Rémunérations des contractants

La rémunération de chacun des contractants correspond à sa part respective dans les produits issus des cultures et de l’élevage. Cette rémunération annuelle a été divisée par 12 pour déterminer un revenu mensuel et aussi par le nombre des membres de la famille du preneur qui travaillent dans l’exploitation. Au final, on peut assimiler la rémunération du preneur et des membres de sa famille associés au travail dans l’exploitation à une sorte de salaire mensuel par travailleur.
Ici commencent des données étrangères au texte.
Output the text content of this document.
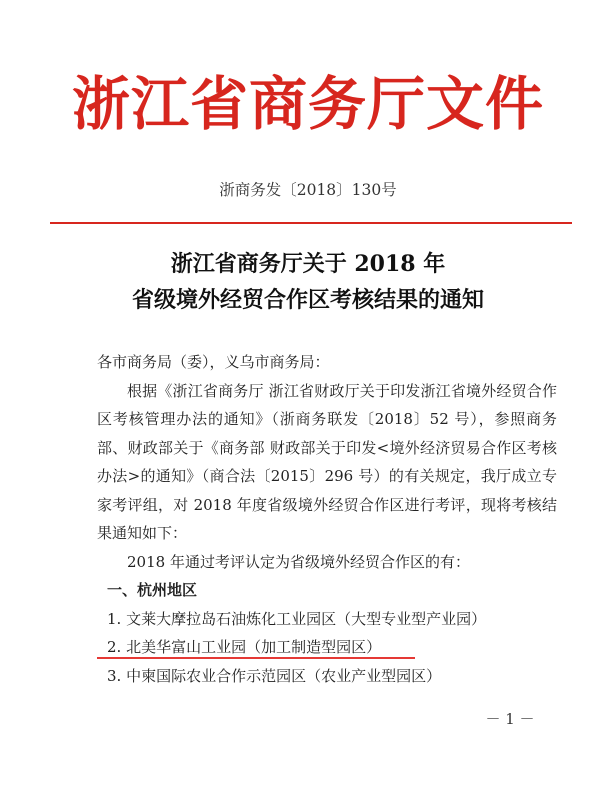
浙江省商务厅文件
浙商务发〔2018〕130号
浙江省商务厅关于 2018 年
省级境外经贸合作区考核结果的通知

各市商务局（委），义乌市商务局：

根据《浙江省商务厅 浙江省财政厅关于印发浙江省境外经贸合作区考核管理办法的通知》（浙商务联发〔2018〕52 号），参照商务部、财政部关于《商务部 财政部关于印发<境外经济贸易合作区考核办法>的通知》（商合法〔2015〕296 号）的有关规定，我厅成立专家考评组，对 2018 年度省级境外经贸合作区进行考评，现将考核结果通知如下：

2018 年通过考评认定为省级境外经贸合作区的有：

一、杭州地区

1. 文莱大摩拉岛石油炼化工业园区（大型专业型产业园）

2. 北美华富山工业园（加工制造型园区）

3. 中柬国际农业合作示范园区（农业产业型园区）

－ 1 －
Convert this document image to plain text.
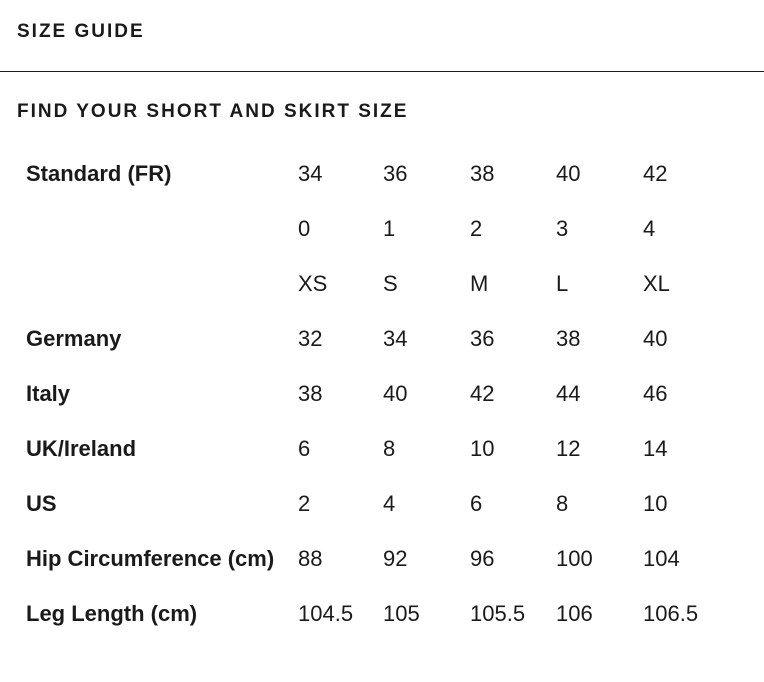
SIZE GUIDE
FIND YOUR SHORT AND SKIRT SIZE
Standard (FR)	34	36	38	40	42
	0	1	2	3	4
	XS	S	M	L	XL
Germany	32	34	36	38	40
Italy	38	40	42	44	46
UK/Ireland	6	8	10	12	14
US	2	4	6	8	10
Hip Circumference (cm)	88	92	96	100	104
Leg Length (cm)	104.5	105	105.5	106	106.5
Le premier «cas type» est le seul qui présente une rémunération égale au salaire minimum agricole garanti (SMAG): 1 614 Dh. Pour les autres cas types, cette rémunération est largement inférieure puisqu’elle varie de 455 (cas type 4.3) à 857 Dh (cas type 3) par travailleur et par mois. Dans cinq «cas types» (2, 3, 4.1, 4.2 et 4.4), les rémunérations mensuelles par travailleur sont d’ailleurs très proches variant de 680 à 750 Dh.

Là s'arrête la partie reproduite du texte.